Today’s post is a celebration of stone. I’ve grown up seeing it used for buildings, country walls, and paths and miss it when I spend time in places where it is not so readily available. Stone is ancient and helpful: it softens, steadies, anchors.
My first stone bridge has pedigree. It’s one that the Brontë family used to cross the river across from the waterfall on the path that leads over the moor from Haworth to Top Withens. Actually the original bridge was swept away in a flood and this is a replacement, made to a similar design.

Anyone who thinks of stone as hard and unyielding hasn’t noticed how feet and water change it. You can see it on these stones, laid to preserve steps roughly cut into the hillside across from the Brontë bridge.
Steps like these are scattered throughout our wild places. They’re designed to suit ramblers who wouldn’t be up there if they couldn’t clamber a little. A landscape architect who carefully calculates the height and width of each rise might smile (or wince) and in practise, many countryside steps are flanked by worn, muddy paths that have proved easier to tread in normal conditions.

These river rocks would turn the ankle: luckily they’re not being used as a path but a decorative feature in a garden. Moss is gradually creeping over their patterned surfaces.

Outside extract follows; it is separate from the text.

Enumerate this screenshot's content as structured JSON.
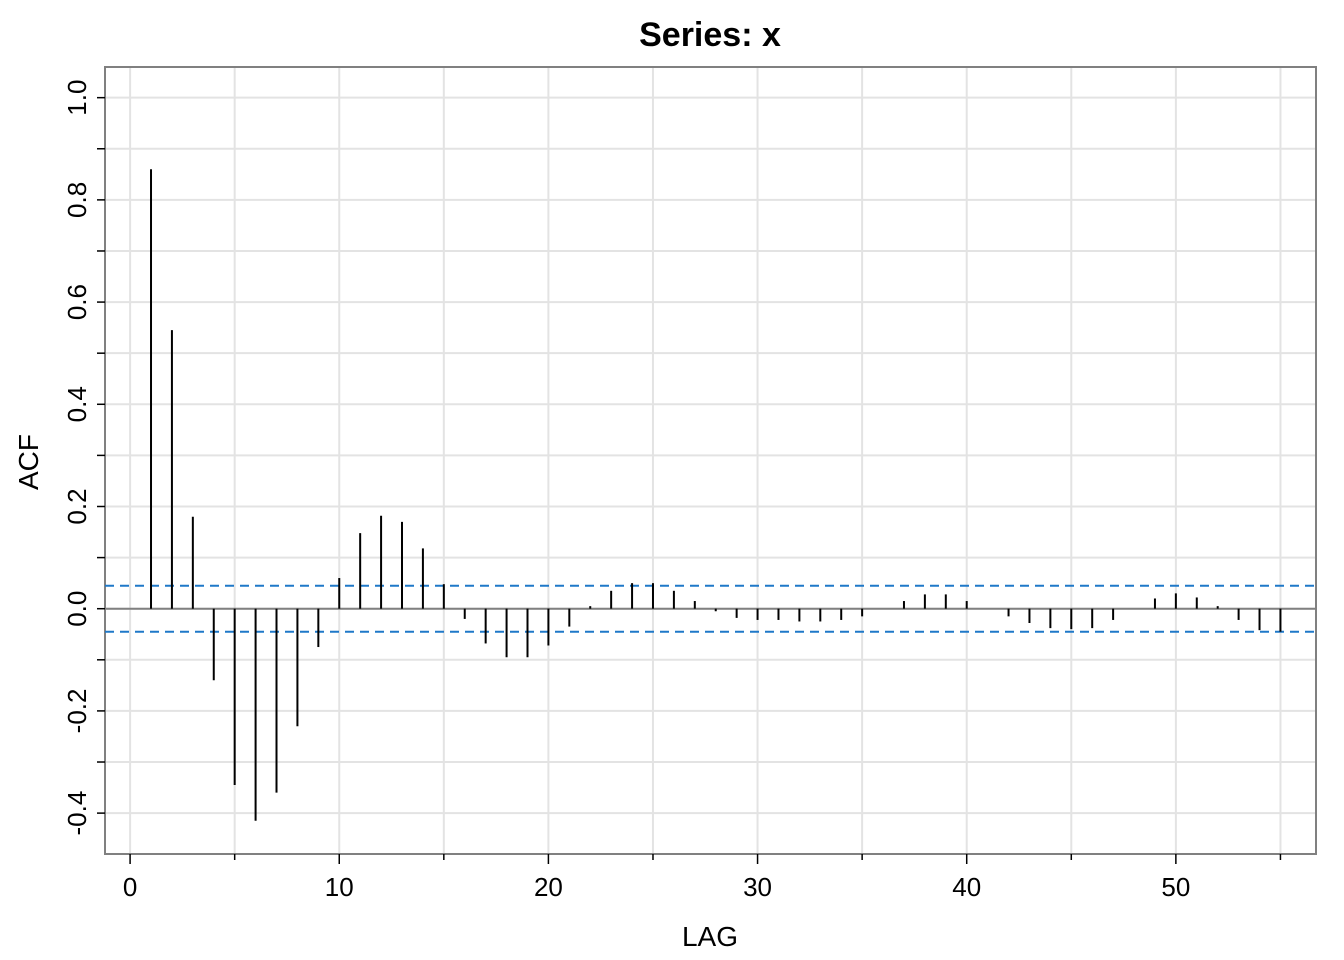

This rough and ready stone path leads from Grasmere to Rydal Water. Its higgledy piggledyness fascinates me. It doesn’t seem very old, does it? Not old enough for Wordsworth or Coleridge or their buddies, though I have no doubt they passed this way.

A standing stone marks the steps leading to a path through woodland – this is in the Midlands, but for many, that counts as North. It makes too lovely an addition here for us to quibble about geography.

I’ll end with another stone bridge crossing a river with fields enclosed by dry stone walls in the background. This is near the limestone pavement I wrote about in an earlier post.
Once again you have sent me to Auden’s “In Praise of Limestone.” These photos are all so contemplative in effect, but my favorite is the second one, the steps in what seems an aura, not a reality. How beautiful! And thanks for “higgledy piggledyness”! I have not heard of higgledy piggledy in forever! It was part of my childhood in a Babar record that my brother and I played hourly, I think. I must start using it!
I was thinking of ‘In Praise Of Limestone’ too when writing this – such a great poem for lovers of this kind of landscape. I’m glad you thought of it too.
What beautiful landscapes. 😊
Thanks, Irene.
I miss stone here in Suffolk and realise how much I took it for granted as part of the landscape in Scotland. (Most of the houses here are brick, with a few built from a mix of flint and brick.)
It must seem strange to people who haven’t lived in a stone area that we can say this. But if your eye is tuned into stone, it is such a rich and attractive material.
I, too, fine stone very beautiful. In Maine, it is seldom used for bridges or houses but often for walls, young and old. In the woods behind our house, there are stonewalls left over from when this area was fields for farming.
They are lovely relics. You’ve reminded me of going to Bishop’s Castle, asking for directions to the castle which we could not find, then being told it had fallen into disrepair and that the stone had been reused over the last few hundred years to make other buildings in town, such as the Castle Hotel.
these pictures have brought back memories of the time i visited haworth and walked around the moors. thank you for sharing.
I’m very pleased to have brought back happy memories.
well, i’m a devoted fan of emily bronte. 🙂
Lots of rocks here in Labrador – but I do miss the dry stone walls and hawthorn hedges of northern England. A wooden fence isn’t quite the same, although they can be attractive.
The hedgerows are lovely too. It’s interesting to see how new hedges are made and encouraged to thicken at this time of the year.
I love the stonework shown here…Also, I tried to share your post on my page but fb would not allow and said someone found the post offensive. This must be mistake!
That’s ironic, given some of the things I read about fb. If there’s a way to object, please do! 🙂
I like this collection. Nicely observed and presented.
Thanks, Louis. I keep seeing pictures I could have added in, but these ones seemed to suit each other.
Lovely. The stone paths make you think of all the people who’ve tread there before.
I enjoy that sense when I’m out walking, even when the paths are fresh.